BJ Fogg coined the term “laughably small”.

It’s what that first step for the participant should look like. It’s the tiny thing they can do to start moving them in the right direction toward that outcome.

When you’re in the room, help participants to put their desired habit change into the following statement structure:

When (situation) instead of (current behavior), I will (new, desired behavior), because (outcome). Using our leadership example this could look something like:


When I’m interacting with a colleague instead of leading with my opinion I will ask once qualifying question because I want to be a better leader.

The goal is to that their intention and translate it into something they can do on a daily basis and start getting repetition of this new behavior in. 

Tip #3 – Set up Social Support

It’s not enough to be specific about their change statement, participants also need social support.

Here’s the opportunity to encourage them to find an accountability partner, or, partner them up in the room with someone. Social support and accountability matters a great deal when attempting to change a behavior or form a new habit.

Tip #4 – Give them the opportunity for microreflection

Time and again we have seen the impact small moments of reflection can have during the habit change process.

Encourage daily check ins on how they are progressing with their habit and know that each time they do that they are engaging in this beautiful feedback loop that happens when they take the time to understand what they tried, what worked, what didn’t and how it can be improved the next day. 

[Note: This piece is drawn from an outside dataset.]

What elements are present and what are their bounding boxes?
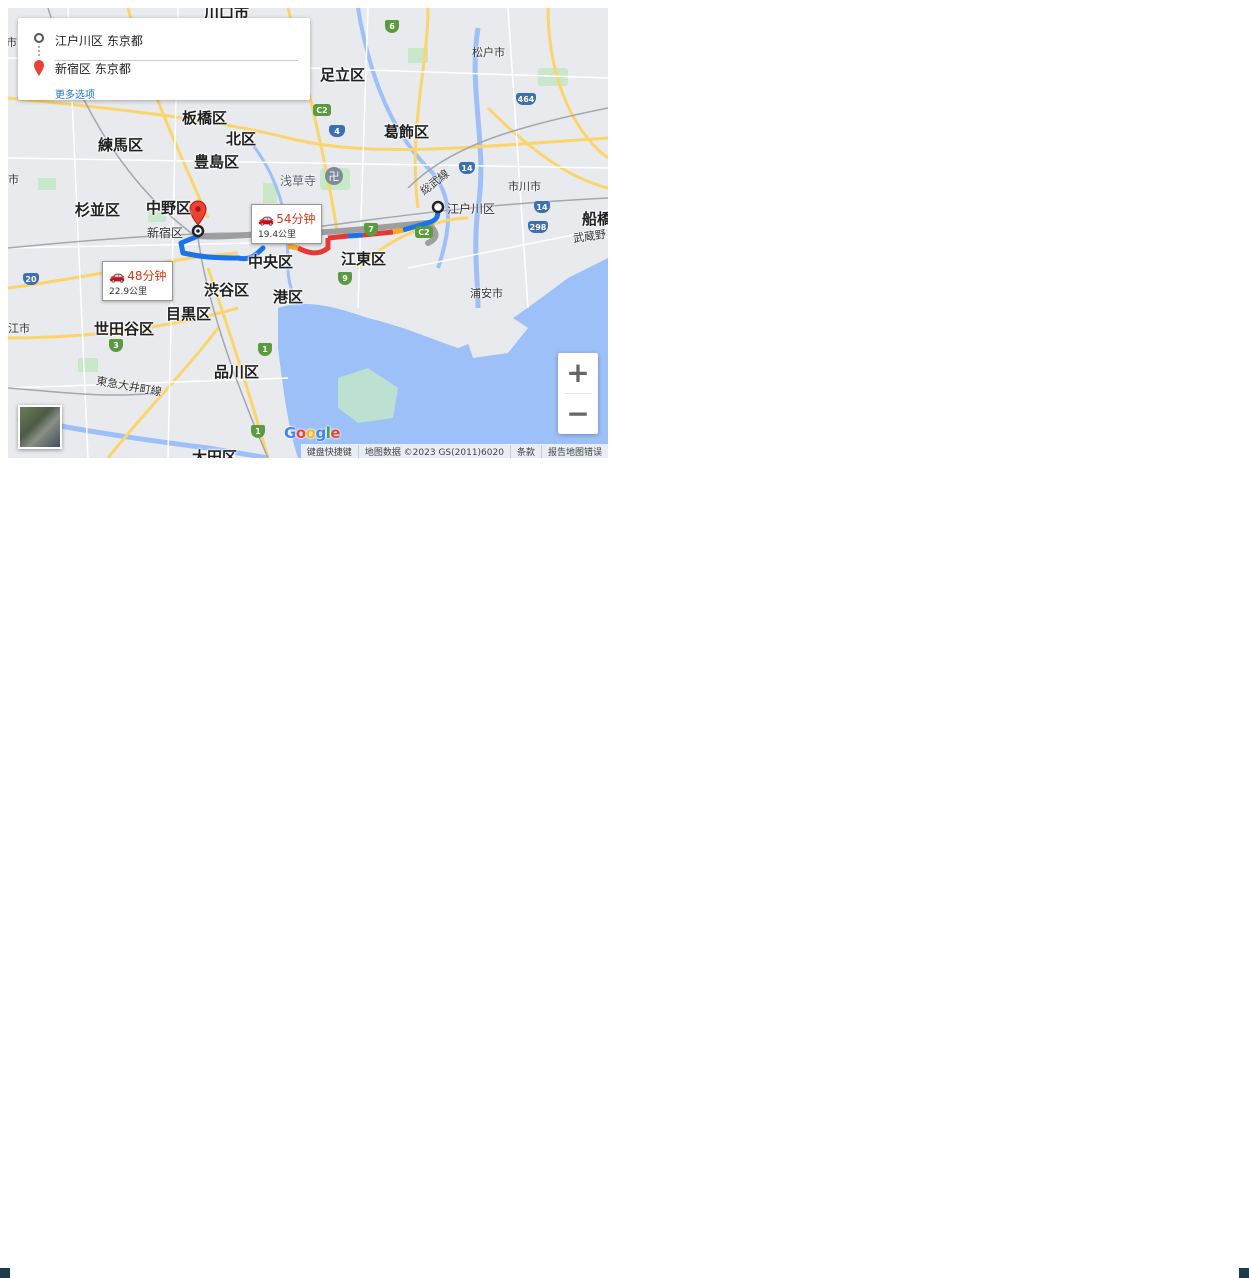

Through our platform data, we have found on average between 10-29 days people are able to put new ideas into practice in a way that lasts.

For participants, it gives them great insight into themselves and their own process but for you as a facilitator, it gives you insight into what the next round of content should be. 

In Summary:

If you want to make your content sticky there are 4 key things you need to do:

#1 Spend less time on content, more time on context.

#2 Take their New Years’ moment – that good intention and help them translate it into a change statement that includes an action they can do on a daily basis. 

#3 Partner them up with a buddy to hold them socially accountable.

#4 Give them an opportunity to microreflect, to digest and absorb the information and feed the information back to you in a way that informs everyone as to what the appropriate next step should be.